Thursday, June 4, 2026

The Sun Nigeria

Nigeria needs indigenous miners to thrive – experts

Minister of Solid Minerals Development Dr Dele Alake

Minister of Solid Minerals Development Dr Dele Alake

From Charity Nwakaudu, Abuja

As Nigeria positions itself as a future hub for global mining investment, industry experts are calling for a strategic shift—placing indigenous capacity and home-grown solutions at the centre of the country’s mineral development agenda.

Speaking at the ongoing Nigeria Mining Week 2025 in Abuja, Professor Akinade Olatunji, Senior Consultant at Rapidlink Resources, emphasised that while Nigeria’s legal and regulatory framework for mining is now “world-class,” the next phase must focus on deliberate local empowerment.

“There’s no question that reforms have reignited interest, both nationally and globally,” he said. “But the real transformation will come when we replicate what worked in oil and gas—intentional policies that create space for local operators to thrive.”

Olatunji questioned how many international mining giants have meaningfully entered the Nigerian market despite ongoing reforms.

“We need to ask ourselves if these big names will remain committed long-term, and whether their operations are truly sustainable within our economic and social context,” he said.

Drawing lessons from Nigeria’s petroleum sector, he pointed to the 2001 marginal fields policy which successfully birthed a generation of indigenous oil and gas firms. “That policy gave rise to companies like Seplat, Aradel, and NDWestern—firms that have not only survived but are now acquiring assets from global oil majors.”

According to Olatunji, what changed in oil and gas was not just regulation but intentionality—government-led policies that deliberately nurtured local ownership, built capacity, and insisted on accountability. He argued that a similar playbook is essential for the mining sector to achieve inclusive growth.

“The mining sector must become more than just an extraction site for foreign capital. It should be a launchpad for Nigerian-owned enterprises, powered by Nigerian professionals,” another panellist noted.

The event, which has drawn investors, regulators, and operators from across the globe, also examined how transparency, access to finance, and community beneficiation can be embedded in Nigeria’s mining future.

Experts agreed that while attracting global capital is important, long-term sustainability will depend on empowering local firms, fostering technology transfer, and building a resilient value chain from exploration to export.

With Nigeria’s solid minerals sector now in the spotlight as a key pillar of economic diversification, stakeholders concluded that this is the moment to make bold, home-grown policy decisions.

“If we get it right—just as we did with marginal oil fields—Nigeria could soon be exporting not just minerals, but mining expertise,” Olatunji stated.

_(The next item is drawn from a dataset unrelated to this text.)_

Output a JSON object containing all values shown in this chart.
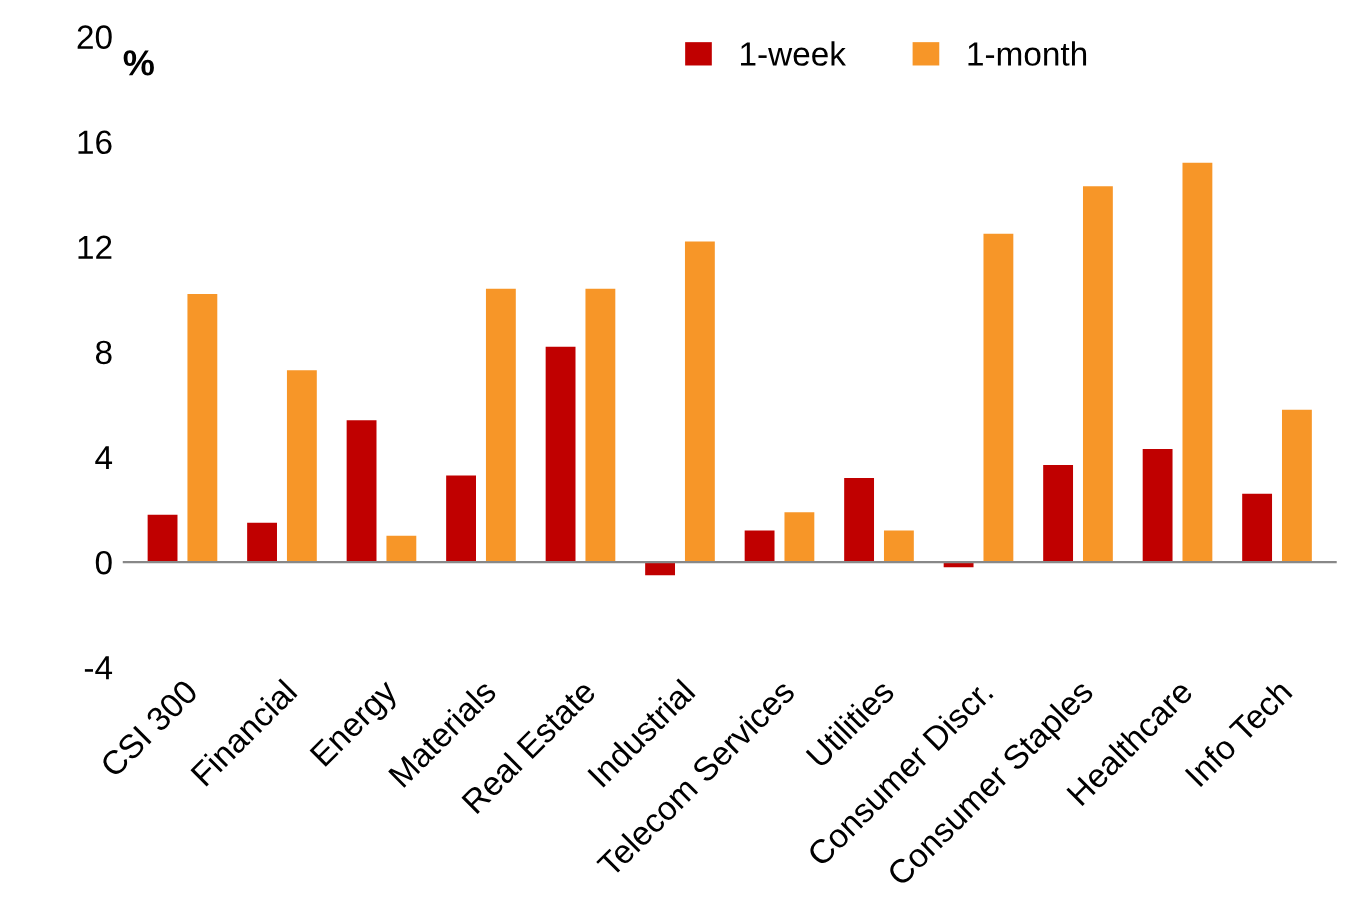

In a paper titled “SMDF–NASD Collaboration: Accelerating Nigeria’s Mining Sector”, the Technical Adviser to the Executive Secretary of the Solid Minerals Development Fund (SMDF), Abdulmajeed Amussah, emphasised that Nigeria’s push for economic diversification is gaining fresh momentum as SMDF partners with NASD Plc to unlock capital market solutions tailored to the solid minerals sector.

According to him, the groundbreaking collaboration is a significant step toward transforming one of Nigeria’s most underutilised sectors into a major economic growth driver.

“The initiative, backed by the Minister of Solid Minerals Development, Dr. Dele Alake, and the Minister of Steel Development, Prince Shuaibu Abubakar Audu, aims to accelerate the transition of mining projects from exploration to production through structured, transparent, and innovative financing tools,” he said.

Amussah explained that despite Nigeria’s estimated $700 billion in untapped mineral wealth, the sector currently contributes less than 1% to GDP — a situation analysts attribute largely to the lack of access to long-term, risk-aligned capital.

He noted that this is the challenge the SMDF–NASD partnership aims to solve.

He further emphasised that through the collaboration, NASD Plc, a key player in Nigeria’s capital market infrastructure, will provide regulated platforms for project financing — including Digital Securities Platforms (DSP) and Security Token Offerings (STOs) — enabling vetted mining companies to access flexible capital structures backed by real-time data and robust compliance frameworks.